Two recent papers take the next steps in testing the polymorphism of mitochondrial genotypes of gynodioecious species. By quantifying diversity at individual sites in a mitochondrial DNA sequence within Silene acaulis (using the cytochrome b gene), Städler and Delph 2 go beyond merely documenting that haplotypes vary. Quantifying the divergence between haplotypes provides an estimate of how long the different types have persisted. The dating is rough at best, because of our poor current knowledge of molecular clocks in plants (in addition to the well-known irregularity of such clocks), and because it assumes no recombination, which needs further testing, but the data suggest very long times. However, another gynodioecious species, Silene vulgaris, seems to give the opposite conclusion (Ingvarsson and Taylor, 2002).

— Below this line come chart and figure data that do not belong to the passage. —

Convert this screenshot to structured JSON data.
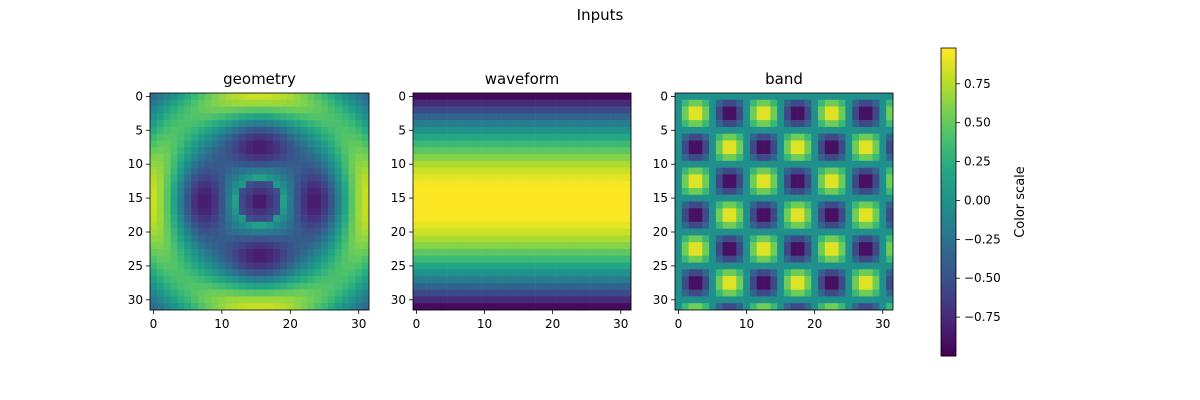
{
  "figure": {
    "title": "Inputs"
  },
  "chart_data": [
    {
      "type": "heatmap",
      "title": "geometry",
      "rows": 32,
      "cols": 32,
      "field": "0.85*cos(pi*r/8) on a symmetric (tiled) grid, r = radius from center; rings peaking near r=8, hole at center",
      "vmin": -1,
      "vmax": 1,
      "xlim": [
        -0.5,
        31.5
      ],
      "ylim": [
        31.5,
        -0.5
      ],
      "xticks": [
        0,
        10,
        20,
        30
      ],
      "yticks": [
        0,
        5,
        10,
        15,
        20,
        25,
        30
      ]
    },
    {
      "type": "heatmap",
      "title": "waveform",
      "rows": 32,
      "cols": 32,
      "field": "row i: sin(pi*i/31), constant across columns",
      "vmin": -1,
      "vmax": 1,
      "xlim": [
        -0.5,
        31.5
      ],
      "ylim": [
        31.5,
        -0.5
      ],
      "xticks": [
        0,
        10,
        20,
        30
      ],
      "yticks": [
        0,
        5,
        10,
        15,
        20,
        25,
        30
      ]
    },
    {
      "type": "heatmap",
      "title": "band",
      "rows": 32,
      "cols": 32,
      "field": "sin(2*pi*x/10)*sin(2*pi*y/10) pattern (checkerboard of yellow/purple squares)",
      "vmin": -1,
      "vmax": 1,
      "xlim": [
        -0.5,
        31.5
      ],
      "ylim": [
        31.5,
        -0.5
      ],
      "xticks": [
        0,
        10,
        20,
        30
      ],
      "yticks": [
        0,
        5,
        10,
        15,
        20,
        25,
        30
      ]
    }
  ],
  "colorbar": {
    "label": "Color scale",
    "colormap": "viridis",
    "range": [
      -1,
      0.98
    ],
    "ticks": [
      -0.75,
      -0.5,
      -0.25,
      0.0,
      0.25,
      0.5,
      0.75
    ],
    "tick_labels": [
      "−0.75",
      "−0.50",
      "−0.25",
      "0.00",
      "0.25",
      "0.50",
      "0.75"
    ]
  }
}
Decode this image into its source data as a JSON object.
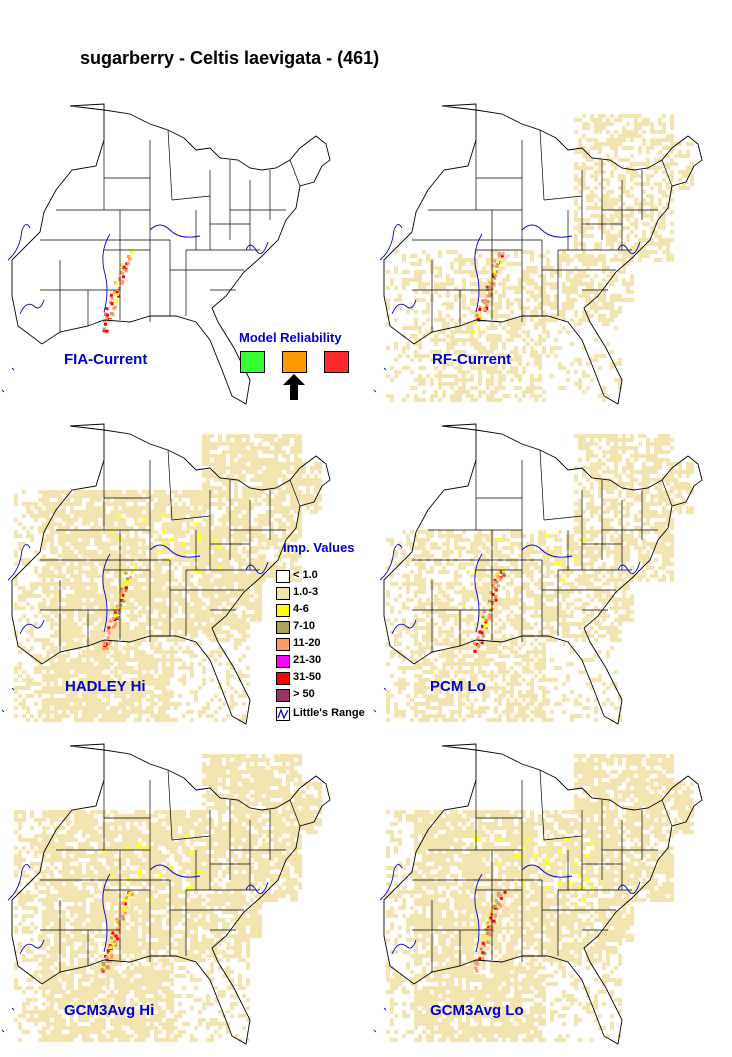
{
  "title": "sugarberry - Celtis laevigata - (461)",
  "maps": [
    {
      "label": "FIA-Current",
      "intensity": 0
    },
    {
      "label": "RF-Current",
      "intensity": 1
    },
    {
      "label": "HADLEY Hi",
      "intensity": 3
    },
    {
      "label": "PCM Lo",
      "intensity": 2
    },
    {
      "label": "GCM3Avg Hi",
      "intensity": 3
    },
    {
      "label": "GCM3Avg Lo",
      "intensity": 3
    }
  ],
  "reliability": {
    "title": "Model Reliability",
    "colors": [
      "#33ff33",
      "#ff9900",
      "#ff2a2a"
    ],
    "selected_index": 1
  },
  "legend": {
    "title": "Imp. Values",
    "items": [
      {
        "label": "< 1.0",
        "color": "#ffffff"
      },
      {
        "label": "1.0-3",
        "color": "#f3e4b0"
      },
      {
        "label": "4-6",
        "color": "#ffff00"
      },
      {
        "label": "7-10",
        "color": "#b0a060"
      },
      {
        "label": "11-20",
        "color": "#ff9966"
      },
      {
        "label": "21-30",
        "color": "#ff00ff"
      },
      {
        "label": "31-50",
        "color": "#ff0000"
      },
      {
        "label": "> 50",
        "color": "#993366"
      }
    ],
    "range_label": "Little's Range"
  }
}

This study compared chloroplast and nuclear locus diversity with that in S. latifolia, a species with males and females. After correcting for the lower chloroplast mutation rate, and for X-linkage of the nuclear gene, chloroplast diversity seems to be specifically reduced in the gynodioecious species, so in this case a turnover process seems to be supported.

The most striking result in both studies, however, is the surprisingly high cytoplasmic variability. Of course, models in which sterility factors persist for long times predict higher variability in the gynodioecious S. vulgaris than the dioecious S. latifolia, and this was not found. However, many differences between species affect diversity. With just one gene sequenced from the nuclear and organelle genomes, one can conclude only that diversity is not extremely low, so a species-wide turnover model is not supported. The contrasting possibilities for male sterility loci are similar to those for host–pathogen systems. Here too, population genetic data sometimes supports sequential turnover of plant resistance alleles, but often suggests long-term maintenance of variability (Bergelson et al, 2001).